Environmental consequences of expanded recruitment of an ecosystem engineer on a hypoxia-influenced continental shelf

In collaboration with Dr. Sarah Henkel of OSU and with support from the National Science Foundation we are conducting a project to address the potential ecological consequences of a new member to Oregon and Washington shelf benthic communities, the ghost shrimp Neotrypaea.  We are using seafloor video and box core sample collections to ground-truth Neotrypaea’s offshore distribution which has been documented as becoming abundant since the Marine Heat Wave of 2015 (https://doi.org/10.1016/j.ecss.2022.107936). In July and September 2022, we measured benthic oxygen fluxes by aquatic eddy covariance and measured O2, nutrient and TCO2 fluxes by core incubations to characterize shelf areas with and without abundant shrimp. Our goal is to determine how these shrimp, and the abiotic and biotic impacts of their burrows, change the overall productivity of the mid-shelf benthos relative to reference areas. The offshore distributions and impacts of these ecosystem engineers are important to characterize as they may stabilize a benthic food supply for higher trophic levels, impact fisheries, and significantly alter seafloor structure and biogeochemistry contributing to hypoxia.

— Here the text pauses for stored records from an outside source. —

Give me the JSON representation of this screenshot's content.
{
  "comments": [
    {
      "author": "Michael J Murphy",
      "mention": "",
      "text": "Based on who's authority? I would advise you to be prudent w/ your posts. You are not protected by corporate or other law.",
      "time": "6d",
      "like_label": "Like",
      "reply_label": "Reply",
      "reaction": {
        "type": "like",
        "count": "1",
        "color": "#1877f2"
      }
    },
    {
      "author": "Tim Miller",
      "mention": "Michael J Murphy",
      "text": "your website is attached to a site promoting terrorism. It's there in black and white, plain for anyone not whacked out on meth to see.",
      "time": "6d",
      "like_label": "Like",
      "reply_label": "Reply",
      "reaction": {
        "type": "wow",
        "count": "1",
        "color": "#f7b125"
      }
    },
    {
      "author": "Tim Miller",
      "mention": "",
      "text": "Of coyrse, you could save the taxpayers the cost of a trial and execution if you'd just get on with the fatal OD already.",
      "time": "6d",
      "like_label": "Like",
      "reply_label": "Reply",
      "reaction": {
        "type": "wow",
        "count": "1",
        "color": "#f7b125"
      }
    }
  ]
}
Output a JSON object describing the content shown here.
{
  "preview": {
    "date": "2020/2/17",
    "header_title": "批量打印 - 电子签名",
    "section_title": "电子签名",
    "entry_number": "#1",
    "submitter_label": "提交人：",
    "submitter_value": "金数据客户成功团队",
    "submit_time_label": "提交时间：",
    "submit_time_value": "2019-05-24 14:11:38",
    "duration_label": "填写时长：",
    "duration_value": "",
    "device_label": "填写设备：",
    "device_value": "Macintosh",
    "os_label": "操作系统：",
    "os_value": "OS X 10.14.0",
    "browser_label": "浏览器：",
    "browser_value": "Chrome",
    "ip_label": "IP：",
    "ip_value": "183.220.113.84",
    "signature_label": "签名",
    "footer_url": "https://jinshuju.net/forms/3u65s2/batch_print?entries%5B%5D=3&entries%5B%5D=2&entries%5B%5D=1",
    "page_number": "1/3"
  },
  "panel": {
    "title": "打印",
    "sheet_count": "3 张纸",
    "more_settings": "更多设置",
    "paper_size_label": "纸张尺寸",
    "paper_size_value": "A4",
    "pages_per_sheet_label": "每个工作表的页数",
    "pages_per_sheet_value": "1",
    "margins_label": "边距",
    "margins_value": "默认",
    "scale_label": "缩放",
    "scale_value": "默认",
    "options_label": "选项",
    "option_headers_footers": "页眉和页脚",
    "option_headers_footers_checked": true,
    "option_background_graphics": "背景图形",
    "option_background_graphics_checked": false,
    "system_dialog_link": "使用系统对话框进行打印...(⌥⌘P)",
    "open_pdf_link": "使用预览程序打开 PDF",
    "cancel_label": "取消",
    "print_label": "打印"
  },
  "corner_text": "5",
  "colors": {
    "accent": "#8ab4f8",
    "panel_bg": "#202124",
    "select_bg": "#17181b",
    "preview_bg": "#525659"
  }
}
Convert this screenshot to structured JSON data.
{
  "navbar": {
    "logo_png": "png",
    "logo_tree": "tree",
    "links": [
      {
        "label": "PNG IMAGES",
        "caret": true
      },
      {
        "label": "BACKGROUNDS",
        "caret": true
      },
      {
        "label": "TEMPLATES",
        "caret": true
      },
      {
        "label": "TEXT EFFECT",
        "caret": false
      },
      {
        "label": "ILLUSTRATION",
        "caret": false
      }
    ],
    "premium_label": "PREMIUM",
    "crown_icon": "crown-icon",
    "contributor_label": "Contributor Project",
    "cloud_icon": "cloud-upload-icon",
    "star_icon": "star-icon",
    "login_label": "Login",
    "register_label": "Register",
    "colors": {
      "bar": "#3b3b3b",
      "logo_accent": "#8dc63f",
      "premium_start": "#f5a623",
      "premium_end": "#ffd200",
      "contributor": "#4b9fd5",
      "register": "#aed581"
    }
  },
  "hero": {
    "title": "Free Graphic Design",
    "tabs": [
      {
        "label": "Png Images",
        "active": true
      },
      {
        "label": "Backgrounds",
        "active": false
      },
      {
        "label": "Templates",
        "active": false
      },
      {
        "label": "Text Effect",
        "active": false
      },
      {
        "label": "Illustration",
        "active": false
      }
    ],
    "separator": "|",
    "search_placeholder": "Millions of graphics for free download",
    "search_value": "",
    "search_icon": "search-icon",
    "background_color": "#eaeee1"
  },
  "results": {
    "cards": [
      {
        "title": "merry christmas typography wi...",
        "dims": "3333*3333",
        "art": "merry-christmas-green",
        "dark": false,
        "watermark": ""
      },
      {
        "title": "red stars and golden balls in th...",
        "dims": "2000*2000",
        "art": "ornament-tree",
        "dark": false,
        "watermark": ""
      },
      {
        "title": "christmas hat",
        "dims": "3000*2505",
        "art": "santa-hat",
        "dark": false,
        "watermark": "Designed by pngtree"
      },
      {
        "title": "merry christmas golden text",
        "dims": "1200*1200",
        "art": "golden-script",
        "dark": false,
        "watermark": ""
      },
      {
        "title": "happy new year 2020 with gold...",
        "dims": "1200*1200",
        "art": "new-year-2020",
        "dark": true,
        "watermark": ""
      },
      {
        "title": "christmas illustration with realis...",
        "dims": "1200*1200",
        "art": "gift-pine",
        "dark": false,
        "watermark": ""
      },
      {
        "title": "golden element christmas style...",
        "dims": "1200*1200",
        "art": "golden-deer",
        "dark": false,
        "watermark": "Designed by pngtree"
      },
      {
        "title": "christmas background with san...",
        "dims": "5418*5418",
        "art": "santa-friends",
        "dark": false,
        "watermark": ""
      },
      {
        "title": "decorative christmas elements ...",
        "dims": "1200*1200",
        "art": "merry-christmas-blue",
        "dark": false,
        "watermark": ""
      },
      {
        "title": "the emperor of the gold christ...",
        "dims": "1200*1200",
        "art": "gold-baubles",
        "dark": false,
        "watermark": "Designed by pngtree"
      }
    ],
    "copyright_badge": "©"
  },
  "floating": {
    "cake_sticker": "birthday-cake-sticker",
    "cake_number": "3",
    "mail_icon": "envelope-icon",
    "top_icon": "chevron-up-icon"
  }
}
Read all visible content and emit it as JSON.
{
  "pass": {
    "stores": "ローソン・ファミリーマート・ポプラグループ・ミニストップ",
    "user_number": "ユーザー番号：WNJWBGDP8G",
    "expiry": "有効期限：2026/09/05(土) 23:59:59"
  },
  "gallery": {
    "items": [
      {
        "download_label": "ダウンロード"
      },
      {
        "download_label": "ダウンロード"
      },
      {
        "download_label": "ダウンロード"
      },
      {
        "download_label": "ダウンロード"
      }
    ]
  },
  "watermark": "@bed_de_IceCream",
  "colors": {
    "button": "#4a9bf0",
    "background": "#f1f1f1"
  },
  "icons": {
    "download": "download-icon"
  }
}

Figure 1. Neotrypaea are being found in high abundance in sandy sediments on the mid-shelf at depths of 50-75 m.  This photo shows a core that captured a shrimp and its burrow.
Figure 2.  Science team on the R/V Robert Gordon Sproul in September 2022.  Left to right: Zac Luna, Clare Reimers, Sarah Henkel, Hannah Glover, Dan Wildrick, Matt Vaughan, Anna Hughes, Pete Chace, Abby Tomita, Christian Noll.